The verbatim text only guarantees American citizens the right to peaceably assemble, not the right to expose people to hostile coercion, which in itself is illegal. Eleanor McCullen, the lead plaintiff in the case, points to the fact that she seeks to “counsel” those entering the abortion clinic, and while that may be the case for her individually, by and large, demonstrators generally avoid the “counseling” method in lieu of shout-shaming people into relenting.
The line between rabid intimidation and what’s considered legal assault is a fine one that is all-too-often crossed; all it takes to constitute assault is verbalized antagonism coupled with a perceived threat of physical harm, which can be as minute an action as a raised hand. Additionally, anti-abortion activists don’t have the right to obstruct women who may be going in for other services, such as a Pap smear or contraception. If anything, contentious protestors violate the legal rights of the people entering the clinic.
Moreover, the “counseling” anti-abortionists give only advocates not having an abortion. Are those people also willing to pay for all of the unwanted children they so staunchly defend or is their opposition to feticide limited solely to verbal protests? Because it’s a safe bet most of the women seeking an abortion have taken into account the fact they’re fiscally unable (not to mention emotionally so) to properly care for a child, meaning the burden of paying for the de trop children is going to fall on society. In theory, it’s nice for anti-abortionists to know they’ve “saved a life,” but realistically, most of them aren’t even informed as to when life, per scientific standards, actually begins, nor do they pragmatically consider the economic and social factors that come with sticking unwilling and unfit parents with an undesired child.

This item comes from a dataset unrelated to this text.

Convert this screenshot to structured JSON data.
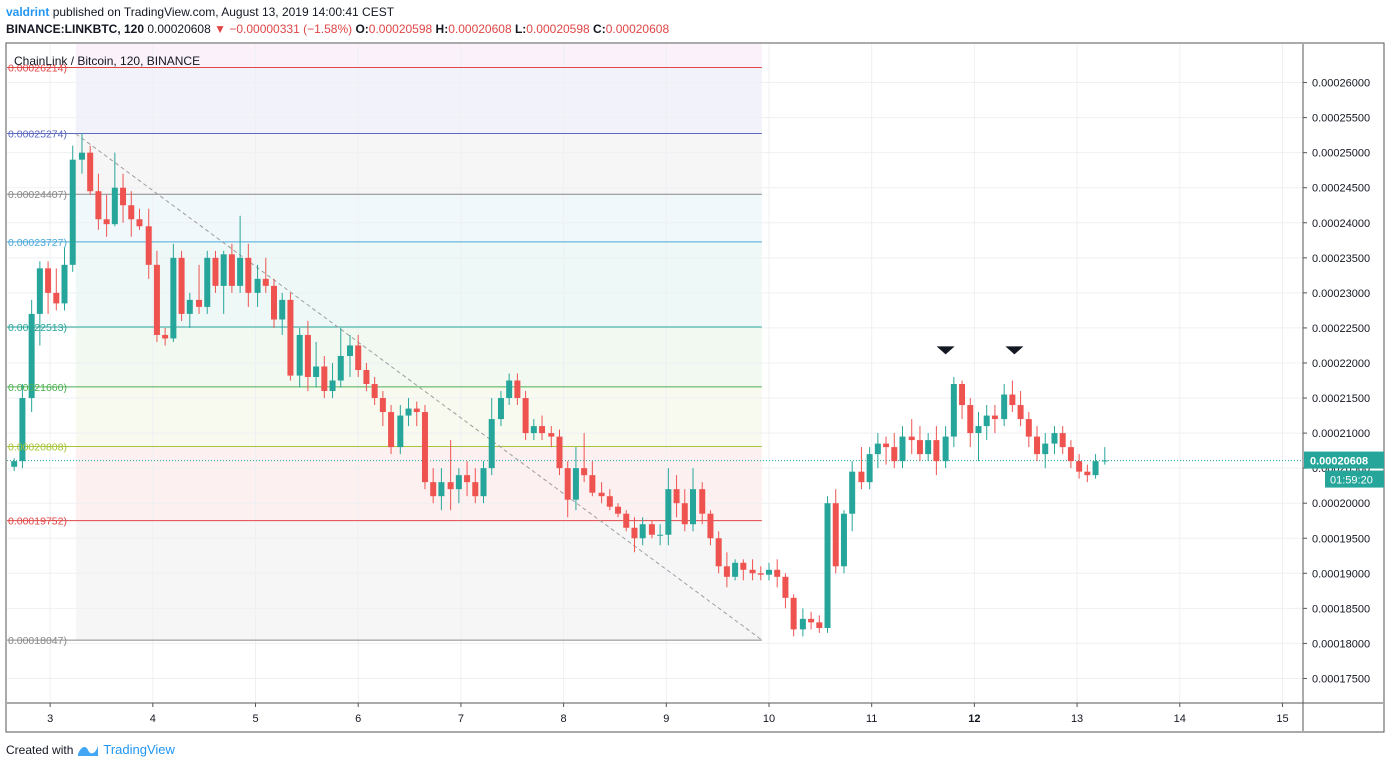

Dissolving buffer zones outside of women’s health clinics would also bring into question similar restrictions that have been placed around funerals, political conventions, etc. elsewhere in the country. Essentially, if you want to get rid of buffer zones around female reproductive clinics, you are in essence subsequently arguing in favor of the dissolution of all buffer zones, meaning if, for example, the Westboro Baptist Church wanted to protest the funeral of a soldier, they would no longer be legally required to demonstrate from a distance.
The First Amendment guarantees citizens the right to irenic gather, but this is not an absolute right, just as most of the other rights granted in the Constitution are not infinite. Therefore, limits can be set for protestors in the interest of civil obedience. The farcical notion that the First Amendment is boundless points to widespread incoherence when it comes to interpreting the Constitution as a whole. For a document so many people see as a dire American component, a majority don’t seem to know much about it.